Kaya Çetin
REFERANDUM ANKET SORULARI; KENDİNİZİ DEĞERLENDİRİN
KENDİNİZİ DEĞERLENDİRİN
Referandum gündemiyle birlikte anketler ortalığa saçılınca, dedim gidip kahvede süfleneceğime bir anket de ben hazırlayayım, memlekete bir faydam dokunsun.
Buyurun:
*Atatürk’ün öğretim programlarından çıkarılması hoşunuza gitti mi?
*Bilimsel ve laik eğitimin rafa kaldırılmasıyla rahatladınız mı?
*Okullarda ve kamusal alanda başörtüsü serbestisi getirilmesi özgürlük müdür?
*Kamu kurumlarında kullanılan TC ibaresinin kaldırılmasına sevindiniz mi?

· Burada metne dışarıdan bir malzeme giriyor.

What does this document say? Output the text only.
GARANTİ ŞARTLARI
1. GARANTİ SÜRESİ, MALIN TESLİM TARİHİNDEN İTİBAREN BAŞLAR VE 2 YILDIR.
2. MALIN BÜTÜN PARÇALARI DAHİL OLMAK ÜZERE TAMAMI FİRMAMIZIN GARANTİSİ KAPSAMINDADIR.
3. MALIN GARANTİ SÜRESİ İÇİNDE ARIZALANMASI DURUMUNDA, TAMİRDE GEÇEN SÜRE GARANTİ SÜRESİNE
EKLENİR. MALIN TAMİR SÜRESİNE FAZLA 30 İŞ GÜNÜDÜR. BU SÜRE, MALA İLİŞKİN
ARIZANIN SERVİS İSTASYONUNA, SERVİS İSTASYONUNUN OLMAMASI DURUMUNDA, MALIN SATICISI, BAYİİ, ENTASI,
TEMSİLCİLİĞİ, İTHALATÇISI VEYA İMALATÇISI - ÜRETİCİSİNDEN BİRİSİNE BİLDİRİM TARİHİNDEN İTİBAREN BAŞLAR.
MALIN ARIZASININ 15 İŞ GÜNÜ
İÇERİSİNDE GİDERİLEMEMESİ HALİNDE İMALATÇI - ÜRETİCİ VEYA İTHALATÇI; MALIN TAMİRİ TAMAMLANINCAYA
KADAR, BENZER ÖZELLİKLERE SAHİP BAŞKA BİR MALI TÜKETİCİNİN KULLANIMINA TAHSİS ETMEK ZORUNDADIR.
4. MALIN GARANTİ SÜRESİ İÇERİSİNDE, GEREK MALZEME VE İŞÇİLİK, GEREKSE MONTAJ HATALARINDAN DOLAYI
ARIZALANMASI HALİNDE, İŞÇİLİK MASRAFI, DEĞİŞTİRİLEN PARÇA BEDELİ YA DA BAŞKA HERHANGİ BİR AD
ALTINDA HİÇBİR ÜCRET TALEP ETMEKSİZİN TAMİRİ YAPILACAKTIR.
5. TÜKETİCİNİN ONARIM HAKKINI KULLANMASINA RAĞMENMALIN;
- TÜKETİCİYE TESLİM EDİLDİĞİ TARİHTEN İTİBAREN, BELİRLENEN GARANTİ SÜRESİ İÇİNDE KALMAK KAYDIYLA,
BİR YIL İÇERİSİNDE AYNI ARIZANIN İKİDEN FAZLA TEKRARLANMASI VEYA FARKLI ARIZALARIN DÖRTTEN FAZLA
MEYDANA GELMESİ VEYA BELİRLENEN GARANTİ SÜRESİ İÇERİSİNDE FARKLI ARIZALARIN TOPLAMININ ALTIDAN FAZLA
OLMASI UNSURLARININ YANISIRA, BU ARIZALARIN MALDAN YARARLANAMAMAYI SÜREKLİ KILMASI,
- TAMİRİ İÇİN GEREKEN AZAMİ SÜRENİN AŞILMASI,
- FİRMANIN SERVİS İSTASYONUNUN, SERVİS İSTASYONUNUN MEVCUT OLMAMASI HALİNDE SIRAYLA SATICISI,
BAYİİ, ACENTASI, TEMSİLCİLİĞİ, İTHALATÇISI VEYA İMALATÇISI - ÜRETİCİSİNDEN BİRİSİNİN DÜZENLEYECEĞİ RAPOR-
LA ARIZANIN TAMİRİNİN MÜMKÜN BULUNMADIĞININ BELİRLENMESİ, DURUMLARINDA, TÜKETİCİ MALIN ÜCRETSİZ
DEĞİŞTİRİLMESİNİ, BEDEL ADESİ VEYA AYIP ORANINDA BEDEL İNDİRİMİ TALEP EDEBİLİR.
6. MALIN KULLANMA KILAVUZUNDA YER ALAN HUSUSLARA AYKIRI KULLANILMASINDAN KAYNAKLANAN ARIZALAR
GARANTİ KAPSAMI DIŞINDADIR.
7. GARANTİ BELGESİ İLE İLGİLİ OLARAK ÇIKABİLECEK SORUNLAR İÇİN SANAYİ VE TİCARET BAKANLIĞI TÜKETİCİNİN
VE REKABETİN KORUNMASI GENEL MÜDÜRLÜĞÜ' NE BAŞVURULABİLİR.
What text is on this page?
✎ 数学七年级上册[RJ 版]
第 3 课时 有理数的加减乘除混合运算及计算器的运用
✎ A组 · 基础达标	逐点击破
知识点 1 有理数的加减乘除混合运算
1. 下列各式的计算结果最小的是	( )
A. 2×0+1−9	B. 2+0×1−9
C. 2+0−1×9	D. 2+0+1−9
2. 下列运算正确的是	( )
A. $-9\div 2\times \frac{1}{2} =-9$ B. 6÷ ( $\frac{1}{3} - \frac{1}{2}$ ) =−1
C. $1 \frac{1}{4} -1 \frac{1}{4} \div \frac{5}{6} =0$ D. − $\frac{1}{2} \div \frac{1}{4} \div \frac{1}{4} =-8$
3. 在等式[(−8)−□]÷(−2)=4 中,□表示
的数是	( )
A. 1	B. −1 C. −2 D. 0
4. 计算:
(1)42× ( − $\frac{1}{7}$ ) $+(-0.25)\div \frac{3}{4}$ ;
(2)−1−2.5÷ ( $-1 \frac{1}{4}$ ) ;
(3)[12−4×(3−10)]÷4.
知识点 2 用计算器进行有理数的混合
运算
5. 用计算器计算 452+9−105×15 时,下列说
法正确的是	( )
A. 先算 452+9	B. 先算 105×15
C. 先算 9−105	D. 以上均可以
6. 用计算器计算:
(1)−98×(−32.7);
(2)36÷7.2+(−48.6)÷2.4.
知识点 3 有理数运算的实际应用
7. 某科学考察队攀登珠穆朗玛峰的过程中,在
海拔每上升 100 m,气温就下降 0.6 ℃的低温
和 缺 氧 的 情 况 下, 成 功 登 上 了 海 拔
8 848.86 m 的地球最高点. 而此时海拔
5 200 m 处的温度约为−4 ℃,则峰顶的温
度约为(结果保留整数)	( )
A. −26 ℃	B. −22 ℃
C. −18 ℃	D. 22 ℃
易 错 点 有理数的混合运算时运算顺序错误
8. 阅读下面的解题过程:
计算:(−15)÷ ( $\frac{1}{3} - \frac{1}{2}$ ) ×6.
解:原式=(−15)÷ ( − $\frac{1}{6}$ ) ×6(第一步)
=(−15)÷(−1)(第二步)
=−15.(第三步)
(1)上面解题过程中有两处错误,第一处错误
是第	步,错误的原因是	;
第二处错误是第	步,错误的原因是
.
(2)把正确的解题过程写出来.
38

*Köprü, tünel, hastane gibi inşaatlar için “devletin kuruş ödemediği” açıklandı. Bunların bedellerini kat kat fazlasıyla ödeyeceğimiz, hatta torunlarımızın da ödemeye devam edecekleri savı tevatür mü?
*Sizce seçmen, halkoylamasında neyin oylanacağını biliyor mu?
*“Kadının yeri evidir”, önermesi size uyar mı?
*Uzun süredir tutuklu bulunan gazeteciler terörist midir?
*Referandumda “Hayır” diyecek olanlar, zapturapt altına alınmalı mı?
*OHAL koşullarında referandum yapılması işinize gelir mi?
*Amaca ulaşmak için gerektiğinde yalan söylemek inançlarınıza uygun mudur?
*Henüz Anayasa değişmiş değil ama bizi yönetenler ne Anayasa ne de babayasa tanıyorlar. Böyle iyi mi?
*En güvendiğin adam dese ki “Bundan sonra kıblemiz kuzey kutbu”. O tarafa döner misin?
*Suriye’de harcadığımız 25 milyar itibarımızı artırdı mı?
Sorular bu kadar, şimdi geçelim değerlendirmeye:
-Bu soruların hepsine birden evet dediyseniz oralarda harcanmayın, Ankara’ya gidin. Değerli fikirlerinizi büyüklerimize anlatmazsanız sizi nasıl fark edebilirler? (Şu ara Bakanlar Kurulunda değişiklik beklentisi var)
-Soruların yarıdan fazlasına olumla yanıt veriyorsanız kutlarım sizi. Laf aramızda iyi götürüyorsunuz. Yalnız biraz dikkatli olun, olur olmaz yerde her şeyi konuşmayın.
-Sorulardan 2 ya da 3 tanesine olumlu yanıt veriyorsanız arayış içindesiniz demektir. Bence vicdanınızın sesine değil, cüzdanınızın sesine kulak verin, bu dünyaya bir daha mı geleceksiniz?
-Bütün sorulara HAYIR diyorsanız, iflah olmaz bir muhalifsiniz. Muhtemelen çarpıntınız ya da ülseriniz de vardır. Allah yakınlarınıza sabır versin. Geçerken uğrayın iki lafın belini kıralım. Yanınıza da bir ‘büyük’ alın, “Ne olacak bu memleketin hali” diye danışırız.